Iskander guarda Penati. Lo abbraccia. Penati fa per respingerlo, poi cede. Si toglie lo zainetto, ne estrae un piccolissimo cartoccio che apre con cura religiosa. Porge a Iskander la sua regina di ossidiana: «Prendila, e non perderla mai».

Iskander la stringe tra le mani, tira fuori dalla tasca la sua regina di plastica e la dà a Penati. Penati lo guarda, non riesce a trattenere le lacrime. Prende la regina e se la mette in tasca. Sul pezzo di carta nella quale era custodita la regina scrive il suo numero di cellulare.

«Solo se hai bisogno, solo se sei proprio in difficoltà, capito?» dice porgendolo a Iskander. «E adesso vattene via, prima che ci veda qualcuno».

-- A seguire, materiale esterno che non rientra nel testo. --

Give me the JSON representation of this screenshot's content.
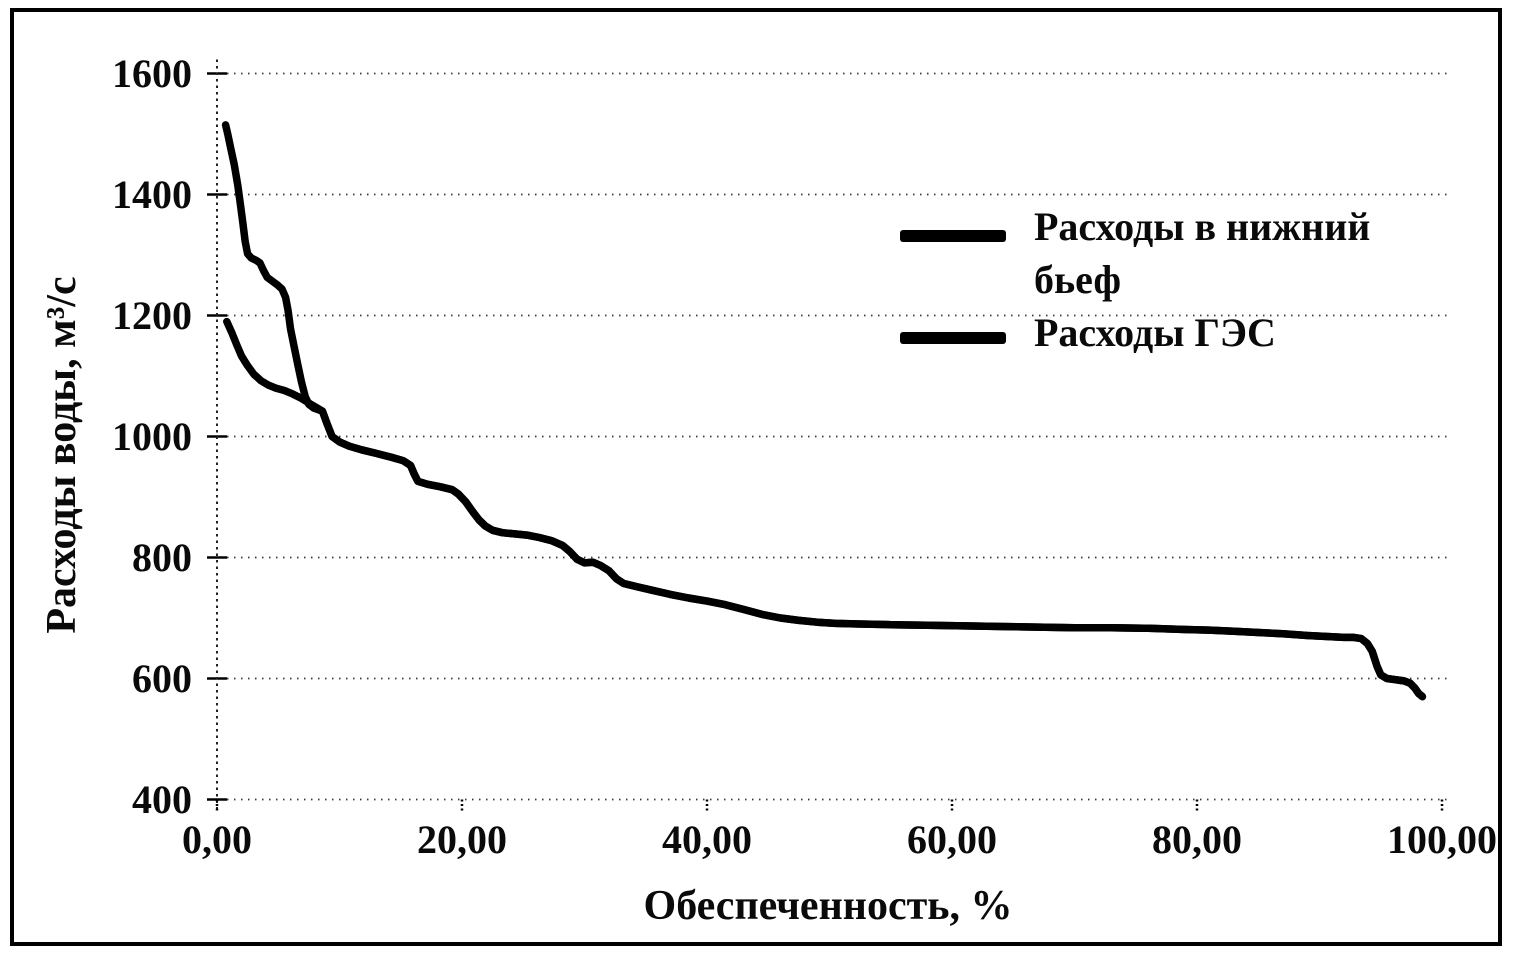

Iskander sorride raggiante e comincia a correre lungo il crinale della montagna, lungo il suo sentiero della speranza, senza più voltarsi.

«Rimettiamoci in marcia, vecchia mia» dice Penati a Mafalda.

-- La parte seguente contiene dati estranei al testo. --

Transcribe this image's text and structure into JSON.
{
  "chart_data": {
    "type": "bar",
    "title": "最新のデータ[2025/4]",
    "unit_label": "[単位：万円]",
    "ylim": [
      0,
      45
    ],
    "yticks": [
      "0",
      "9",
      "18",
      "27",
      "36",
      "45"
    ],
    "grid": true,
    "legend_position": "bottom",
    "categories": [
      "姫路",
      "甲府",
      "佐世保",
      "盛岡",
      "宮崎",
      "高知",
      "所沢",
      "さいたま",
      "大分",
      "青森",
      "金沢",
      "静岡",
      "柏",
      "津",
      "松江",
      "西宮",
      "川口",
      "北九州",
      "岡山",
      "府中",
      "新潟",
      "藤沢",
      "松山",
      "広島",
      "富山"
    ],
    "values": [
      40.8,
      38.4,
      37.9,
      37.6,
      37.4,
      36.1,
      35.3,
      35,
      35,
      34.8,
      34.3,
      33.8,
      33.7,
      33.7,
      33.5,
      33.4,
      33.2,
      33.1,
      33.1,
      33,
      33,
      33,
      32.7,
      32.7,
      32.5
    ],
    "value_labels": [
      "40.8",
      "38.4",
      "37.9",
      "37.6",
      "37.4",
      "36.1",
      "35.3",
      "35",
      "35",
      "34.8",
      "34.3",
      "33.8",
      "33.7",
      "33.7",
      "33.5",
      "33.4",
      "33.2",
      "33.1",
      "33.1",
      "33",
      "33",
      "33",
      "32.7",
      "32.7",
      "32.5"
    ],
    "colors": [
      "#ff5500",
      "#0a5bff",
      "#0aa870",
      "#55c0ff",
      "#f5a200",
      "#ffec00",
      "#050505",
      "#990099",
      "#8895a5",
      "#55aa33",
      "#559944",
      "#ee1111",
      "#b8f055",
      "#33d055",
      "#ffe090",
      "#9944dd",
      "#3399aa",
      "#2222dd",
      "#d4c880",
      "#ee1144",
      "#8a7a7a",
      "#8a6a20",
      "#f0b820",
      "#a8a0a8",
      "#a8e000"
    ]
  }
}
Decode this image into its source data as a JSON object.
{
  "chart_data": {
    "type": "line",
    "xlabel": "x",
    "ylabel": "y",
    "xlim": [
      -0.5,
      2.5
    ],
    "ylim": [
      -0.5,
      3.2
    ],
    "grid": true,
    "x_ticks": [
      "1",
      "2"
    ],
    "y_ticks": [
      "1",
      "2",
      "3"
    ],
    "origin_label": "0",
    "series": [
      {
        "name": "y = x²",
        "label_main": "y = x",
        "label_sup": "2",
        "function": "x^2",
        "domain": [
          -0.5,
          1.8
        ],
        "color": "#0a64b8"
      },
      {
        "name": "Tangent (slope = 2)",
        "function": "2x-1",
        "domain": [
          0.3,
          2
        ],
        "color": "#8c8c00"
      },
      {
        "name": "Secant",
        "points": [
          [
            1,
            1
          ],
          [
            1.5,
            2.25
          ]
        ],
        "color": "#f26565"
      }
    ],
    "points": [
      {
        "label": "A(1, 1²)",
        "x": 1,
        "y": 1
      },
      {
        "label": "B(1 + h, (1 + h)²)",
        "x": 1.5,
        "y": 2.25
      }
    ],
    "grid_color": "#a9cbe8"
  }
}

«Dove sei andato così presto?» chiede Eugenia appena lo vede rientrare. «Mi ero preoccupata».

«Ti spiego tutto, ti giuro, ma adesso devo scappare!» Penati va in salotto, prende la sua preziosa scacchiera e scende in piazza. Poggia la sua scacchiera su una panchina. Prende dalla tasca la regina di plastica di Iskander e la mette al posto della sua. Un respiro profondo e comincia a giocare. Dei ragazzini del campo gli si avvicinano incuriositi. Penati gli sorride: «Chi di voi ha voglia di imparare?»